Thursday, October 27
Click on the photos to enlarge.
A view from our window of where we are continuing our stay in Queenstown and our hotel situated in Reese Street is named ater its Scottish founder who established sheep farming in 1860. Not long afterwards he was paid 10,000 pounds compensation for part acquisition of his land for gold exploration. Gold was discovered in the Shotover river in 1862, bringing thousands of men and some colorful women to converge on the settlement. The Shotover river is the second highest gold bearing river in history, second only to Klondike in Northern Canada. The River yielded 57.6 Kgs of gold per day in its early days.
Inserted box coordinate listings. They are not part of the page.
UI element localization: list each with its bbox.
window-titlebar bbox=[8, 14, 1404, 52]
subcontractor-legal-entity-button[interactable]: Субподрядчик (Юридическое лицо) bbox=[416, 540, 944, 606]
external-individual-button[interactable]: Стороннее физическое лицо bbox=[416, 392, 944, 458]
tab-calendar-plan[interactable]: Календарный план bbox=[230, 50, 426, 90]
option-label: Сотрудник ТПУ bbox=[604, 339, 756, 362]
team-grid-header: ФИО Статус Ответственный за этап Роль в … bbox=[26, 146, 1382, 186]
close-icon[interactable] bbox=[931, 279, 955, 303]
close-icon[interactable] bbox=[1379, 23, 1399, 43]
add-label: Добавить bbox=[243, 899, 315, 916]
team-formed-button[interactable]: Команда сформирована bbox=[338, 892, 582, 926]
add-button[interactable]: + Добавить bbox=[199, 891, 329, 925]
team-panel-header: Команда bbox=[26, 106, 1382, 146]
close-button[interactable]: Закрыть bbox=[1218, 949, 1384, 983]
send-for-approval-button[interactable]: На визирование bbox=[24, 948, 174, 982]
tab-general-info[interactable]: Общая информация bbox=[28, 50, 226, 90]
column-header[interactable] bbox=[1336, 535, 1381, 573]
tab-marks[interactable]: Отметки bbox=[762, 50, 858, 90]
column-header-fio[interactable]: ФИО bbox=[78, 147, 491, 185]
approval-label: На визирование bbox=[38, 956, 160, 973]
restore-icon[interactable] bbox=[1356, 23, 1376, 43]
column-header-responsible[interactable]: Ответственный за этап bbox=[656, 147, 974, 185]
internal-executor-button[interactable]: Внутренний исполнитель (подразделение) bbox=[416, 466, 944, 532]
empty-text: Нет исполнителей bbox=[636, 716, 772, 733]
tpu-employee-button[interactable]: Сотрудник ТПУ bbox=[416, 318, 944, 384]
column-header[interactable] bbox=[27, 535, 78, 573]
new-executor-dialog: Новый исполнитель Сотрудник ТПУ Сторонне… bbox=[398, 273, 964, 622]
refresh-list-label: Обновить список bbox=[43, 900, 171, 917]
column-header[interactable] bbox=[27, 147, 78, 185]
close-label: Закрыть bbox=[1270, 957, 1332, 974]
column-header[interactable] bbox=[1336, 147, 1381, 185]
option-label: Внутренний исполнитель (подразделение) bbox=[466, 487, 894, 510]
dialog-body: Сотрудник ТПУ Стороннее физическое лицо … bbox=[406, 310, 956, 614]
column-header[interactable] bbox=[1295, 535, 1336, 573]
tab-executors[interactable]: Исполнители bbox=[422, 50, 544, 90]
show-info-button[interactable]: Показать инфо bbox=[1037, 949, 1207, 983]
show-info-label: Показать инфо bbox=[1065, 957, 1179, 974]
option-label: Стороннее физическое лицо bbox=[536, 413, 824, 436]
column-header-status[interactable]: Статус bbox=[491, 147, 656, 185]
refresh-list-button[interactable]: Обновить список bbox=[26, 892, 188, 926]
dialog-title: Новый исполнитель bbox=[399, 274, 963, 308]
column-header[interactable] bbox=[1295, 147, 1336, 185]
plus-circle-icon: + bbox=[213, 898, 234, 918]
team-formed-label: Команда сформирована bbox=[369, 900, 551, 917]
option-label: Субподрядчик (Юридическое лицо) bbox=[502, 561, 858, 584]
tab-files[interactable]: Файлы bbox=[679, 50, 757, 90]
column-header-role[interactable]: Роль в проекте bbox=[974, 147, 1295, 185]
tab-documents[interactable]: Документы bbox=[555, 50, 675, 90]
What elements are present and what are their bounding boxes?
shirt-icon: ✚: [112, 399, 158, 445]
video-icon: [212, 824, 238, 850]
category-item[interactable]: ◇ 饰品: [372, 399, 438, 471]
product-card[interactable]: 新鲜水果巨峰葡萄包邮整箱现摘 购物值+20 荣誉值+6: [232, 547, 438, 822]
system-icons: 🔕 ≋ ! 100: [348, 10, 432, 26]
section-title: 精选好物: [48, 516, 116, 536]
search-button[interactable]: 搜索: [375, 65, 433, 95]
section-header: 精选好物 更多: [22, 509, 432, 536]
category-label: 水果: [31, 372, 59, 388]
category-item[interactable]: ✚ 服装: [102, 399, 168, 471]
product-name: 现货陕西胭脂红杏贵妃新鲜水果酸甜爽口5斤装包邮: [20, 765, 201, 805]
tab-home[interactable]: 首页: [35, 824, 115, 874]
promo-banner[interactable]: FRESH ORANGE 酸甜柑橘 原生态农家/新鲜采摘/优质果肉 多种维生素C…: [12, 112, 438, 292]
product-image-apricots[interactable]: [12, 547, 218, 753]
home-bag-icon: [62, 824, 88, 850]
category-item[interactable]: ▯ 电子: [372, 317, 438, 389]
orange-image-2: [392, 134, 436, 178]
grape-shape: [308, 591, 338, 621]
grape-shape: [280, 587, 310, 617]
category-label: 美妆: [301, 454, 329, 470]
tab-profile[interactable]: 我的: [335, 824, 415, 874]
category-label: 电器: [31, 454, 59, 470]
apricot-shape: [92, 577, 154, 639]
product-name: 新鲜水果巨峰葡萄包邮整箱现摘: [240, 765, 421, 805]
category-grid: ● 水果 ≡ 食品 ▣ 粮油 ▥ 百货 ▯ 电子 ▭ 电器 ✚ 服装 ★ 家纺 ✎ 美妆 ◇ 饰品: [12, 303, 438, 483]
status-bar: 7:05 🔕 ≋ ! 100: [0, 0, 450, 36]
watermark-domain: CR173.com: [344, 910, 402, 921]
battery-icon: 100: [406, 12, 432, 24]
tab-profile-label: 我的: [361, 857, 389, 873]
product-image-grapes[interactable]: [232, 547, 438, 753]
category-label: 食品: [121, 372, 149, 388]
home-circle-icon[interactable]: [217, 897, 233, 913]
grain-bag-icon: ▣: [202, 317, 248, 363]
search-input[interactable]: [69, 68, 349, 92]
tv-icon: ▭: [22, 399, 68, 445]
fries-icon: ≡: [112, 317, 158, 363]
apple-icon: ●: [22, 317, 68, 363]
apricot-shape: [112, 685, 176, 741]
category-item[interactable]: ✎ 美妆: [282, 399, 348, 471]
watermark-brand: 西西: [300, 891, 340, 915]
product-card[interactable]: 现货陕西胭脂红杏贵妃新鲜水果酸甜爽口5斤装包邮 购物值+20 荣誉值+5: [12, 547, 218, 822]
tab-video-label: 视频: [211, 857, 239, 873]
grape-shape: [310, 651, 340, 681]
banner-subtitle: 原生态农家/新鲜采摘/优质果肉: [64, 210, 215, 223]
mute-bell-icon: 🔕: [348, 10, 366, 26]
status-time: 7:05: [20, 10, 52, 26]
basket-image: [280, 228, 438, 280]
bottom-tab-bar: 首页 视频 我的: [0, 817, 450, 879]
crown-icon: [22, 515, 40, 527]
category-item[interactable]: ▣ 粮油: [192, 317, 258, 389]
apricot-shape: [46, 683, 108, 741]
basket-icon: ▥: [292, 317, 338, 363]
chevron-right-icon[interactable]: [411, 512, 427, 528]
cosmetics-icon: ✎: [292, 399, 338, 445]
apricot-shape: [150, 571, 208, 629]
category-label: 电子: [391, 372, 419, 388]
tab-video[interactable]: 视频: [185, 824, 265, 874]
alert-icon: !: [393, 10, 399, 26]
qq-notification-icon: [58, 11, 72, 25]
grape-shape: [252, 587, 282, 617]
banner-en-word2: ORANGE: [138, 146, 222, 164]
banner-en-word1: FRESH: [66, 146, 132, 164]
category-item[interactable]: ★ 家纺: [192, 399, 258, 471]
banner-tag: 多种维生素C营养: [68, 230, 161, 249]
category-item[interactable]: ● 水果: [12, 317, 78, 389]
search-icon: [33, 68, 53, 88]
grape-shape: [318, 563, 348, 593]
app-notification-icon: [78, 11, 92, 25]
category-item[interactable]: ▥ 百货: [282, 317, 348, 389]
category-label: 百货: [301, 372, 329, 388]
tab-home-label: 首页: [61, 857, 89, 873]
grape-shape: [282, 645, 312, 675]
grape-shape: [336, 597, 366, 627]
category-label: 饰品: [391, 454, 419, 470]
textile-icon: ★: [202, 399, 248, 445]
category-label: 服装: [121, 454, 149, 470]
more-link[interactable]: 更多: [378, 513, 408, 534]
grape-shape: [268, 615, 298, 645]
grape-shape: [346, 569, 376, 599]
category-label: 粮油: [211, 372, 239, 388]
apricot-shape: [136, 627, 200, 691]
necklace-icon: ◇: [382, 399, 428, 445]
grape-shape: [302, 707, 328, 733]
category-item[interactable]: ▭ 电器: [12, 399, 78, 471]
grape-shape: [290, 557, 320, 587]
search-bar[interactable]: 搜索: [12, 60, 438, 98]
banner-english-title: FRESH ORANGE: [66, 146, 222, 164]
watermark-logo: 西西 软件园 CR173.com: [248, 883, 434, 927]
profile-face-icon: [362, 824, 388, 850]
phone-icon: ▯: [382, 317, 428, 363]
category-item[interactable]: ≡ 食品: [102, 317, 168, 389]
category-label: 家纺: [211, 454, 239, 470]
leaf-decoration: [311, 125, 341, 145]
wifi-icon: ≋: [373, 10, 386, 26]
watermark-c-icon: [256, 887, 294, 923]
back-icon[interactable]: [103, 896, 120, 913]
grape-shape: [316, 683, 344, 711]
Today we went on a long day trip to Milford Sound. Click here to view the area. The fiord at Milford was formed by a giant glacier over 1,000 metres in height that carved out its current day shape meeting up with the Tasman ocean. Its mode is one of teeming rain and high winds. Rainfall is 30 feet a year and winds can reach 160kmh but we were fortunate to experience a beautiful day and only temporary brisk winds of 40 knot's. The second picture is view from the boat.
Our journey to MIlford took in lush farming land, mainly sheep (there are 40 million NZ) and deer, ostrich and fishing. Like most areas NZ suffers from imported species and havoc is inflicted by Stoats (from the weasel family) and Possums.The Stoats devour the flightless birds and the possums rare vegetation.
Driving through the foirdland we encountered towering mountains and green remote valleys, a true wildnerness area.
Upon arrival at Milford we boarded our ship and on our cruise encountered penguins and seals sunning themselves on the rocky outcrops below the towering cliff faces of the snow clad mountains. The views along the way were stunning and those within the fiord breathtaking.